A recurrent, non-penetrant sequence variant, p.Arg266Cys in Growth/Differentiation Factor 3 ( GDF3 ) in a female with unilateral anophthalmia and skeletal anomalies.

Purpose: The genetic causes of anophthalmia, microphthalmia and coloboma remain poorly understood. Missense mutations in Growth/Differentiation Factor 3 ( GDF3 ) gene have previously been reported in patients with microphthalmia, iridial and retinal colobomas, Klippel-Feil anomaly with vertebral fusion, scoliosis, rudimentary 12th ribs and an anomalous right temporal bone. We used whole exome sequencing with a trio approach to study a female with unilateral anophthalmia, kyphoscoliosis and additional skeletal anomalies.

Observations: Exome sequencing revealed that the proposita was heterozygous for c.796C > T, predicting p.Arg266Cys, in GDF3 . Sanger sequencing confirmed the mutation and showed that the unaffected mother was heterozygous for the same missense substitution.

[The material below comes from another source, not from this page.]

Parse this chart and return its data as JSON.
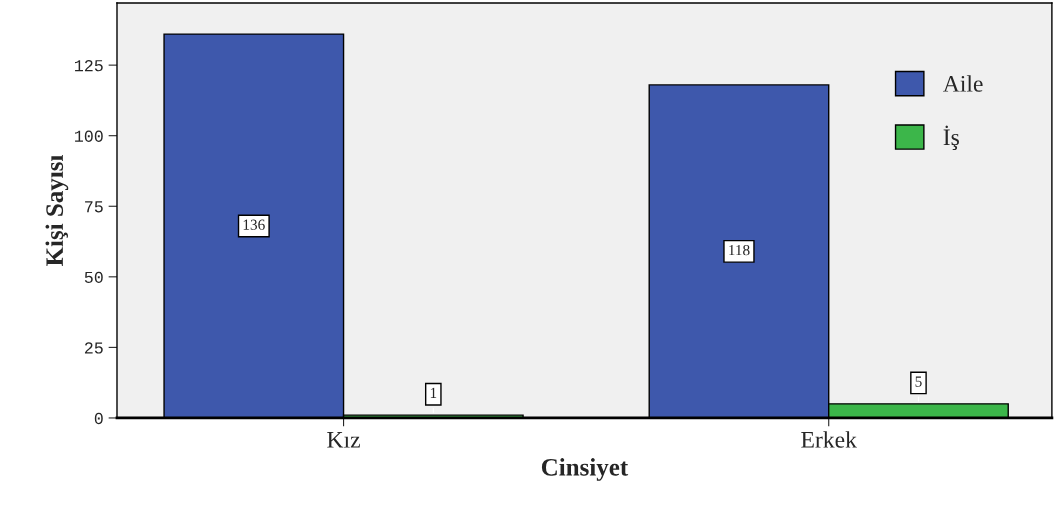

Conclusions and importance: Although transfection studies with the p.Arg266Cys mutation have shown that this amino acid substitution is likely to impair function, non-penetrance for the ocular defects was apparent in this family and has been observed in other families with sequence variants in GDF3 . We conclude p.Arg266Cys and other GDF3 mutations can be non-penetrant, making pathogenicity more difficult to establish when sequence variants in this gene are present in patients with structural eye defects.